Left ventricular decompression through a patent foramen ovale in a patient with hypertrophic cardiomyopathy: a case report
© Ando' et al; licensee BioMed Central Ltd. 2004
Received: 05 January 2004
Accepted: 16 January 2004
Published: 16 January 2004
The foramen ovale is considered an unidirectional flap-like valvular structure. Yet, it may increase in size and allow a continuous left-to-right shunt in order to reduce left ventricular filling pressures.
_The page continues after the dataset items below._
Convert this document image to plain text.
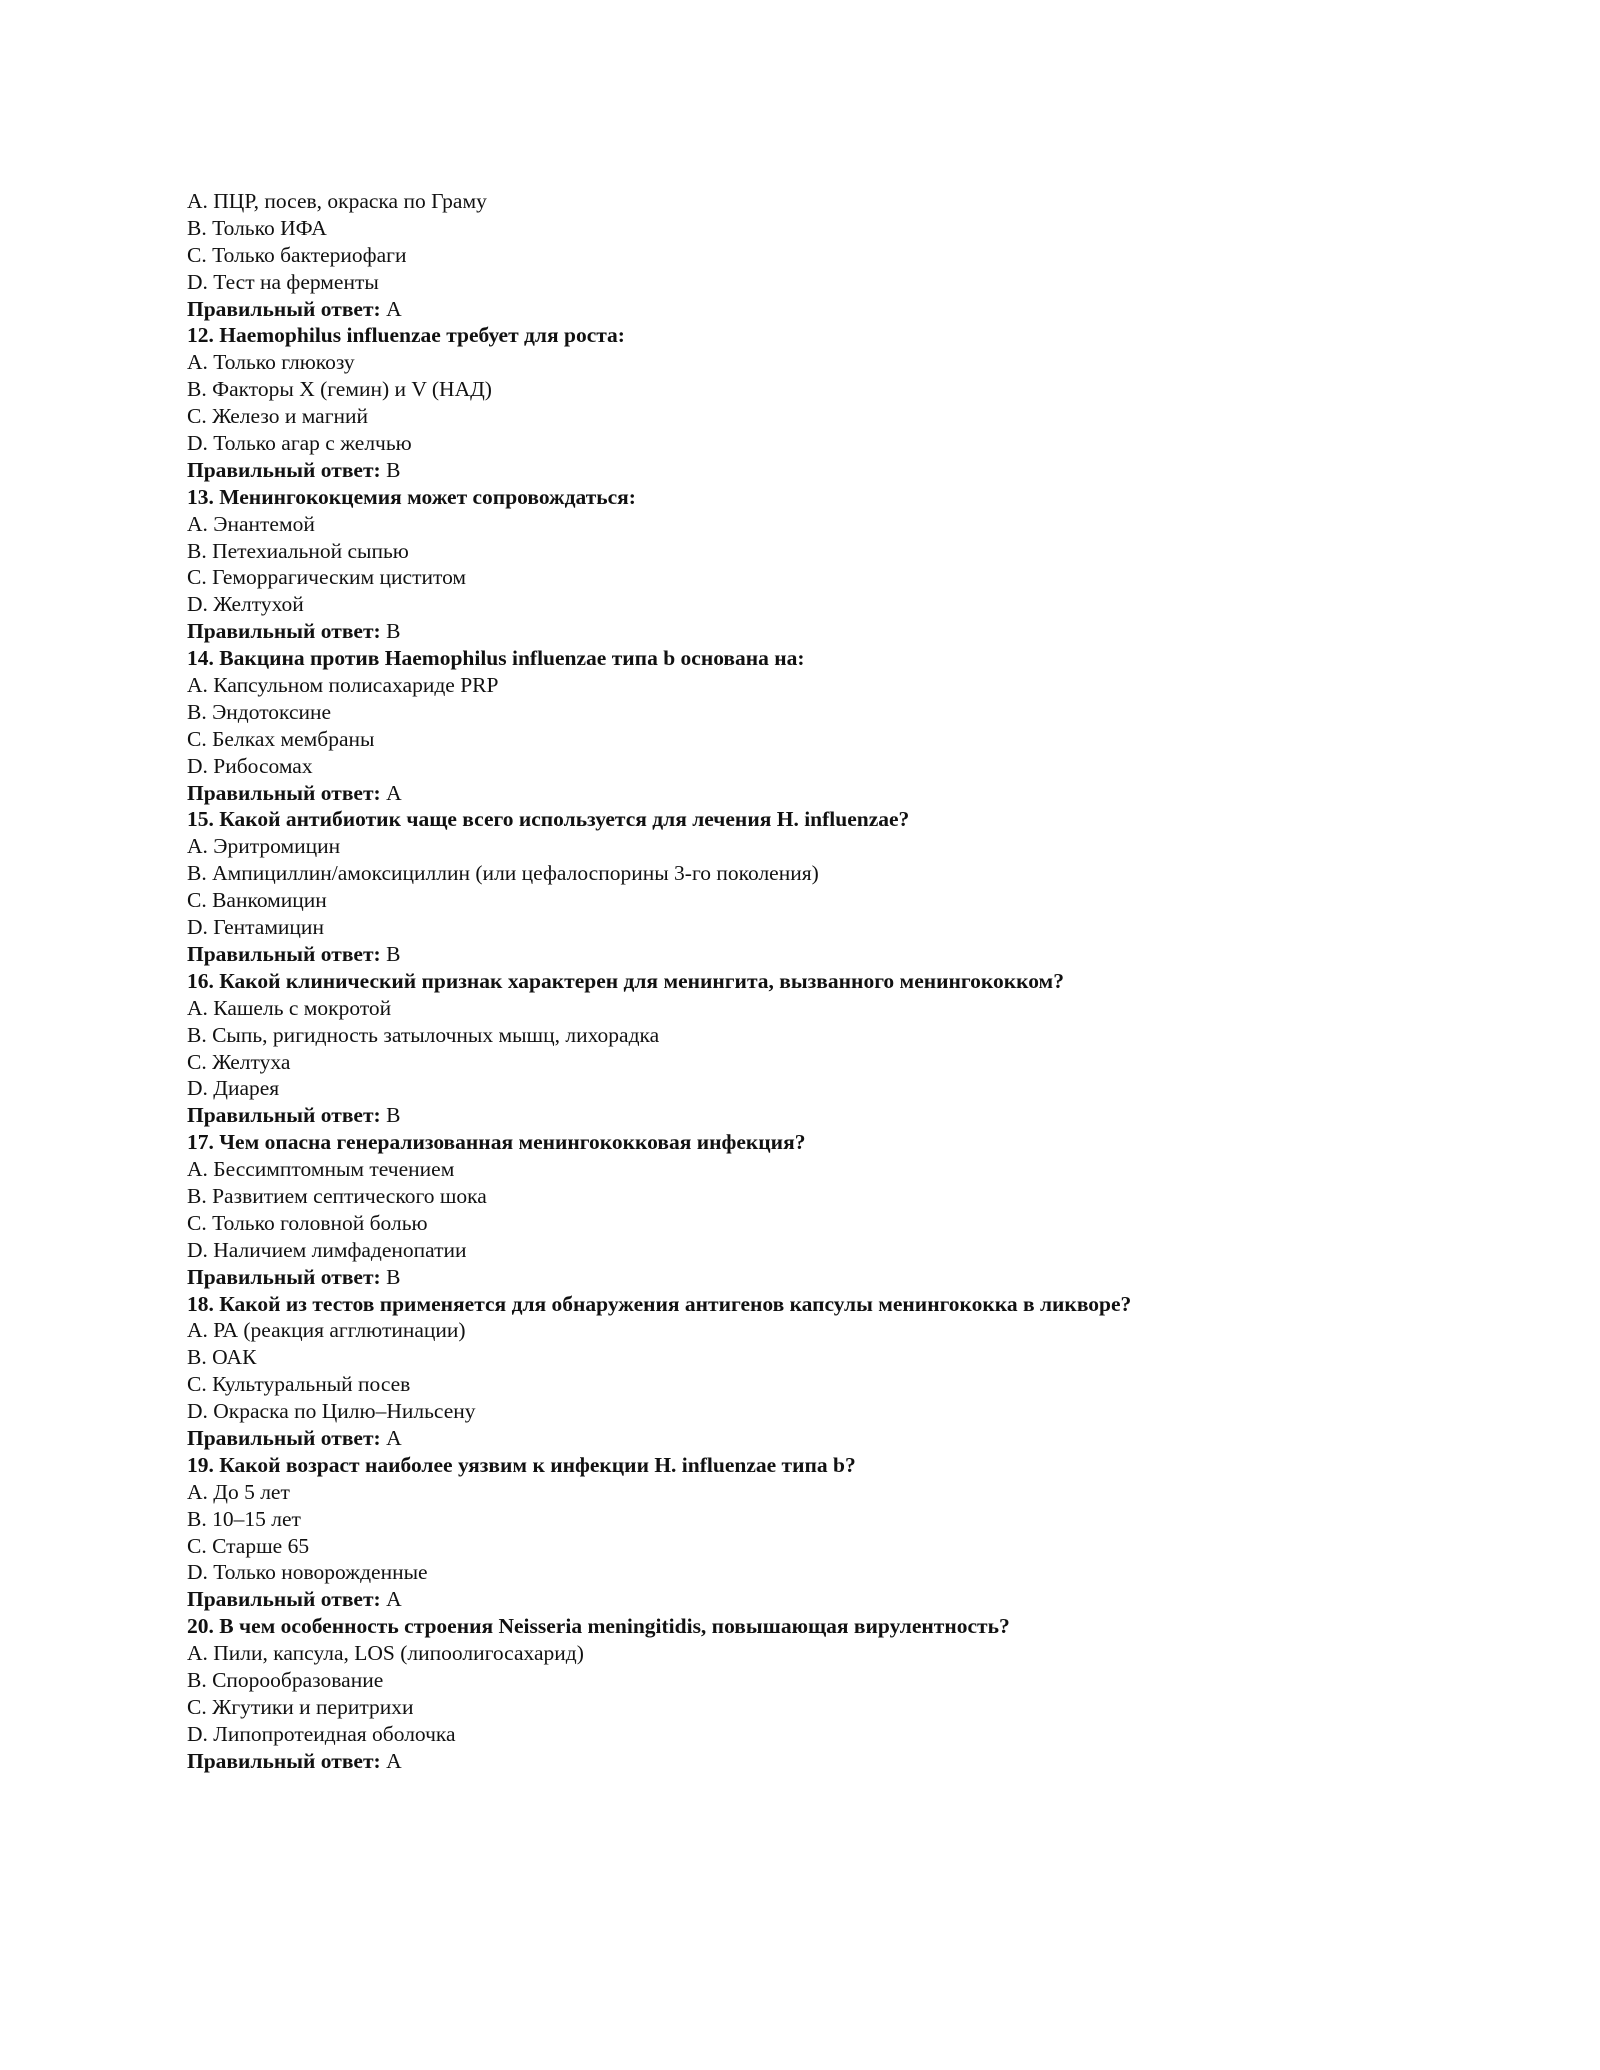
A. ПЦР, посев, окраска по Граму
B. Только ИФА
C. Только бактериофаги
D. Тест на ферменты
Правильный ответ: A
12. Haemophilus influenzae требует для роста:
A. Только глюкозу
B. Факторы X (гемин) и V (НАД)
C. Железо и магний
D. Только агар с желчью
Правильный ответ: B
13. Менингококцемия может сопровождаться:
A. Энантемой
B. Петехиальной сыпью
C. Геморрагическим циститом
D. Желтухой
Правильный ответ: B
14. Вакцина против Haemophilus influenzae типа b основана на:
A. Капсульном полисахариде PRP
B. Эндотоксине
C. Белках мембраны
D. Рибосомах
Правильный ответ: A
15. Какой антибиотик чаще всего используется для лечения H. influenzae?
A. Эритромицин
B. Ампициллин/амоксициллин (или цефалоспорины 3-го поколения)
C. Ванкомицин
D. Гентамицин
Правильный ответ: B
16. Какой клинический признак характерен для менингита, вызванного менингококком?
A. Кашель с мокротой
B. Сыпь, ригидность затылочных мышц, лихорадка
C. Желтуха
D. Диарея
Правильный ответ: B
17. Чем опасна генерализованная менингококковая инфекция?
A. Бессимптомным течением
B. Развитием септического шока
C. Только головной болью
D. Наличием лимфаденопатии
Правильный ответ: B
18. Какой из тестов применяется для обнаружения антигенов капсулы менингококка в ликворе?
A. РА (реакция агглютинации)
B. ОАК
C. Культуральный посев
D. Окраска по Цилю–Нильсену
Правильный ответ: A
19. Какой возраст наиболее уязвим к инфекции H. influenzae типа b?
A. До 5 лет
B. 10–15 лет
C. Старше 65
D. Только новорожденные
Правильный ответ: A
20. В чем особенность строения Neisseria meningitidis, повышающая вирулентность?
A. Пили, капсула, LOS (липоолигосахарид)
B. Спорообразование
C. Жгутики и перитрихи
D. Липопротеидная оболочка
Правильный ответ: A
We report the case of a 63-year-old woman with hypertrophic cardiomyopathy, referred for percutaneous closure of a coexisting secundum atrial septal defect. Before catheterization, however, transesophageal echocardiography revealed a continuous left-to-right shunt within the atrial septum, thus suggesting the diagnosis of patent foramen ovale with stable left-to-right shunt. At catheterization, performed under general anesthesia and transesophageal echocardiographic monitoring, left ventricular early- and end-diastolic pressures were 2 and 12 mmHg and pulmonary-to-systemic flow ratio was 1.4. Provocative maneuvers were not able to reverse the shunt. In order to assess the effect of the increased left ventricular preload due to the abolition of the shunt, an Amplatzer sizing balloon was inflated for 5 minutes across the patent foramen ovale. Diastolic pressures rose up to 5 and 18 mmHg, respectively. Such a worsening of left ventricular function suggested us not to perform the closure procedure.
Transcatheter closure of any interatrial communication with stable left-to-right shunt induces an abrupt overload of the left ventricle that may cause acute heart failure in patients with coexisting left ventricular dysfunction. The hemodynamic evaluation of left ventricular function during transient abolition of the shunt is an useful tool in order to establish the most correct therapeutic strategy. The closure procedure should not be performed if a worsening of left ventricular function occurs.
Transcatheter percutaneous closure of ASD is recommended as a preferable alternative to surgical repair, since excellent results in terms of efficacy and complications  are associated with shorter hospitalization and lower morbidity . It should be kept in mind, yet, that the sudden interruption of the left-to-right shunt at the time of the definitive percutaneous closure causes an abrupt LV overload and a consequent increase in myocardial oxygen consumption. Such hemodynamic changes may be harmful in patients with LV dysfunction  and in elderly patients  with reduced LV compliance and can lead to acute heart failure [3–6]. Thus, whenever an ASD coexists with LV dysfunction, a rapid evaluation of the hemodynamic effects of the abolition of the left-to-right shunt is useful for clinical decision making.
We report the case of an apparent secundum ASD in whom both TEE and a real-time hemodynamic evaluation of LV function during transient abolition of the shunt helped us to advance the most accurate diagnosis and to establish the most correct therapeutic strategy.
The wide application of contrast TEE has revealed that paradoxical embolism through a PFO is likely to represent an under-recognized cause of stroke , but fewer reports have highlighted the possibility of a stable left-to-right shunt through a PFO , since the foramen ovale is generally considered an unidirectional flap-like valvular structure, that is functionally closed when left atrial pressure is higher than right. Nevertheless, it has been speculated that the foramen ovale may increase in size and allow a left-to-right overflow secondary to pressure-induced left atrial enlargement ; such a shunt may be easily misdiagnosed as secundum ASD at transthoracic echocardiography. Moreover, in the case of LV restrictive physiology, like in hypertrophic cardiomyopathy, a continuous left-to-right shunt through a PFO may act as an unloading mechanism for the left atrial chamber finalized at reducing LV filling pressures. Therefore it may be useful, in such cases and prior to any interventional procedure, to perform, under the controlled conditions due to general anesthesia, a rapid hemodynamic evaluation of the effect of the transient abolition of the shunt on LV function. This evaluation can easily be obtained with the inflation of the sizing balloon across the interatrial communication. The percutaneous closure procedure should not be performed if a worsening of LV function occurs.
The abrupt LV overload due to transcatheter closure of ASD may induce acute heart failure in patients with associated LV dysfunction. The assessment of LV filling pressures during transient abolition of the shunt permits a real time evaluation of LV function in the new hemodynamic conditions that is useful to clinicians in order to manage the patient with the most appropriate therapeutic strategy. Such evaluation should be performed, prior to definitive closure of any abnormal interatrial communication with a stable left-to-right shunt, in all patients with coexisting LV dysfunction in whom the consequent increase in LV preload could not be hemodynamically tolerated and lead to acute heart failure.
List of abbreviations
Atrial Septal Defect
Patent Foramen Ovale
GA has received a grant by the Italian Society of Cardiology for a Fellowship in Interventional Cardiology at the Department of Cardiac Surgery of the Tor Vergata University of Rome.
Written consent was obtained from the patient for the publication of this case report.